O conflito no Nagorno-Karabakh voltou a agudizar-se, depois de mais um cessar-fogo ter sido violado. Potências internacionais pedem mais uma ronda de negociações para tentar pôr fim à violência no Cáucaso.

As autoridades separatistas do enclave disseram esta quinta-feira que houve mais 51 mortos entre as suas fileiras, elevando para 1166 o número de vítimas desde o início da mais recente vaga de confrontos, há cerca de um mês. Durante a noite, o Exército azerbaijano bombardeou vilas e já esta quinta-feira voltou a atingir a principal cidade do enclave, Stepanakert, segundo responsáveis do Nagorno-Karabakh. Na véspera, uma maternidade já tinha sido atingida. O Governo arménio diz que, para além de Stepanakert, as cidades de Shushi e de Martakert estão “sob ataque contínuo”.

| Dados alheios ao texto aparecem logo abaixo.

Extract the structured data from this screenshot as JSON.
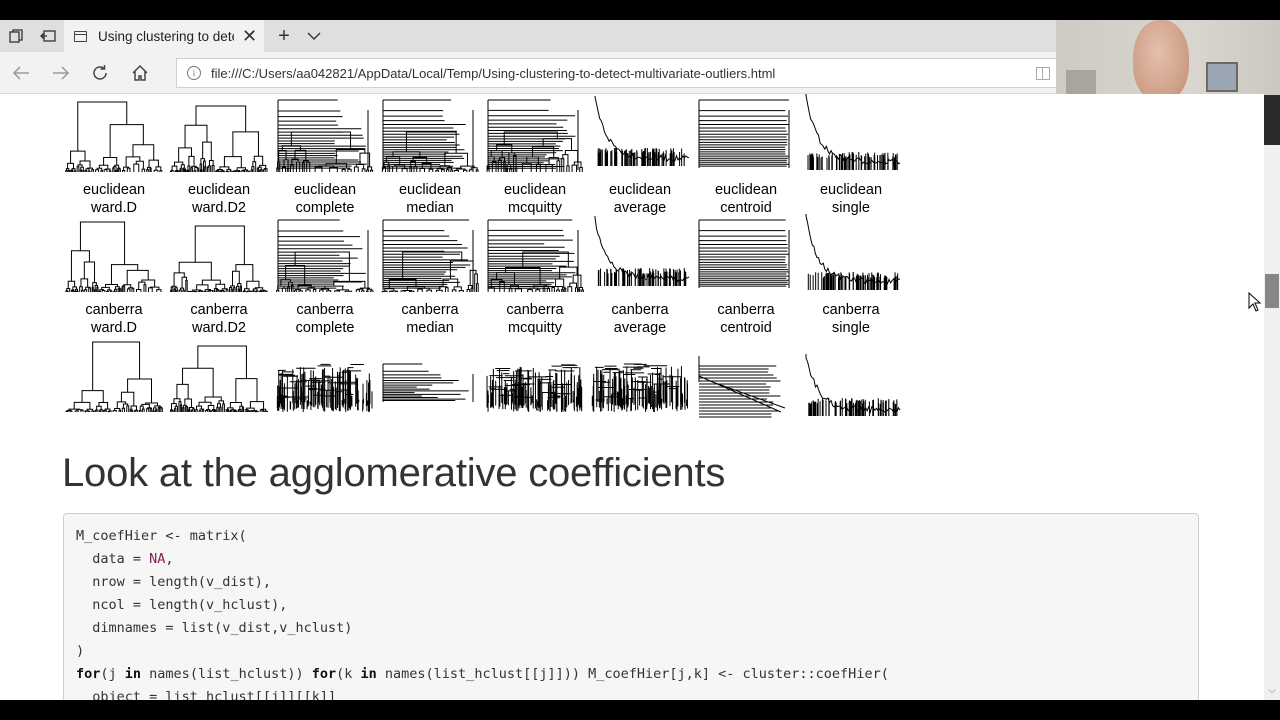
{
  "browser": {
    "tab_title": "Using clustering to dete",
    "url": "file:///C:/Users/aa042821/AppData/Local/Temp/Using-clustering-to-detect-multivariate-outliers.html",
    "new_tab_symbol": "+",
    "tab_list_symbol": "⌵",
    "tab_close_symbol": "✕"
  },
  "dendrogram_grid": {
    "rows": [
      {
        "distance": "euclidean",
        "methods": [
          "ward.D",
          "ward.D2",
          "complete",
          "median",
          "mcquitty",
          "average",
          "centroid",
          "single"
        ]
      },
      {
        "distance": "canberra",
        "methods": [
          "ward.D",
          "ward.D2",
          "complete",
          "median",
          "mcquitty",
          "average",
          "centroid",
          "single"
        ]
      }
    ]
  },
  "section_heading": "Look at the agglomerative coefficients",
  "code": {
    "lines": [
      [
        {
          "t": "M_coefHier <- matrix("
        }
      ],
      [
        {
          "t": "  data = "
        },
        {
          "t": "NA",
          "c": "na"
        },
        {
          "t": ","
        }
      ],
      [
        {
          "t": "  nrow = length(v_dist),"
        }
      ],
      [
        {
          "t": "  ncol = length(v_hclust),"
        }
      ],
      [
        {
          "t": "  dimnames = list(v_dist,v_hclust)"
        }
      ],
      [
        {
          "t": ")"
        }
      ],
      [
        {
          "t": "for",
          "c": "kw"
        },
        {
          "t": "(j "
        },
        {
          "t": "in",
          "c": "kw"
        },
        {
          "t": " names(list_hclust)) "
        },
        {
          "t": "for",
          "c": "kw"
        },
        {
          "t": "(k "
        },
        {
          "t": "in",
          "c": "kw"
        },
        {
          "t": " names(list_hclust[[j]])) M_coefHier[j,k] <- cluster::coefHier("
        }
      ],
      [
        {
          "t": "  object = list_hclust[[j]][[k]]"
        }
      ]
    ]
  }
}
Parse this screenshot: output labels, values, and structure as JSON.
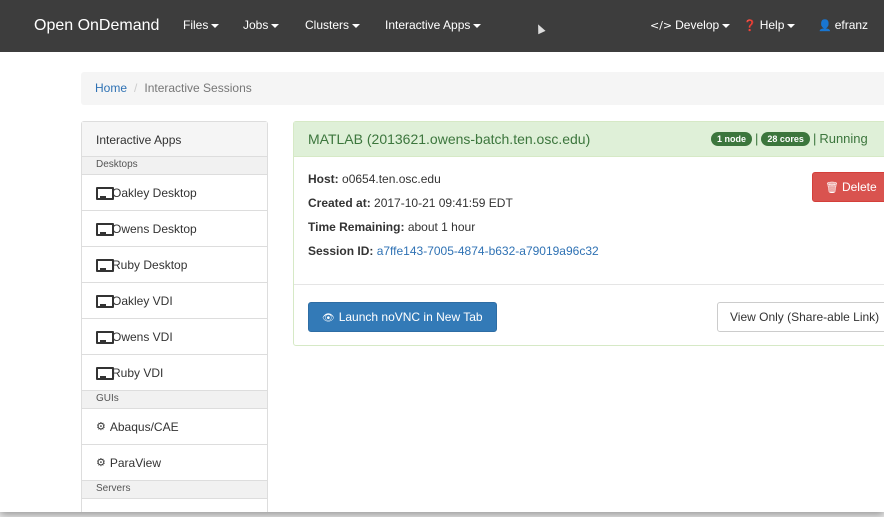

O Ministério da Defesa do Azerbaijão disse que as suas forças foram bombardeadas na província de Goranboy, a norte do enclave, e que 21 civis morreram e 70 ficaram feridos na sequência do lançamento de rockets contra a cidade de Barda. Ao todo, morreram 69 civis e 322 ficaram feridos do lado do Azerbaijão desde o final de Setembro.

O reacendimento do conflito pelo controlo do Nagorno-Karabakh, iniciado a 29 de Setembro, já representa o pior período desde que a Arménia e o Azerbaijão entraram numa guerra, no início dos anos 1990, que fez mais de 30 mil mortos. Apesar de se situar em território azerbaijano, o Nagorno-Karabakh tem uma população maioritariamente arménia e cristã – no Azerbaijão, a maioria é muçulmana. Nagorno-Karabakh é controlado por um governo pró-arménio, que é apenas reconhecido por Ierevan.

Desde o fim do conflito, em 1994, o território, reivindicado pelos dois países, é palco de episódios esporádicos de violência. 

Desde que os combates regressaram à região que as potências mundiais tentam mediar um acordo de cessar-fogo, mas por três vezes esse entendimento caiu por terra ao fim de pouco tempo com os dois lados a cederem às hostilidades. Depois de dois acordos mediados pela Rússia terem sido quebrados ao fim de alguns minutos, o último, promovido por Washington e em vigor desde o domingo, também foi violado rapidamente.

Esta quinta-feira, a União Europeia disse ser “inaceitável que, após três acordos de cessar-fogo mediados pela Rússia, França e Estados Unidos, os combates no Nagorno-Karabakh e em seu torno continuem”. Os três países integram o Grupo de Minsk, criado em 1994 sob os auspícios da Organização para a Segurança e Cooperação Europeia (OSCE) para mediar os conflitos entre a Arménia e o Azerbaijão. São esperados mais encontros deste grupo em Genebra esta semana, segundo a Reuters.

Perante o terceiro falhanço dos esforços internacionais, o Presidente russo, Vladimir Putin, pediu o regresso das negociações e admitiu o estudo de propostas vindas do Governo turco para que o impasse seja superado. A Turquia, aliada do Azerbaijão, tem criticado duramente a mediação internacional do Grupo de Minsk.

A Arménia acusa Ancara de estar a apoiar militarmente o Azerbaijão, através do envio de mercenários turcos que lutaram na Síria para o Cáucaso.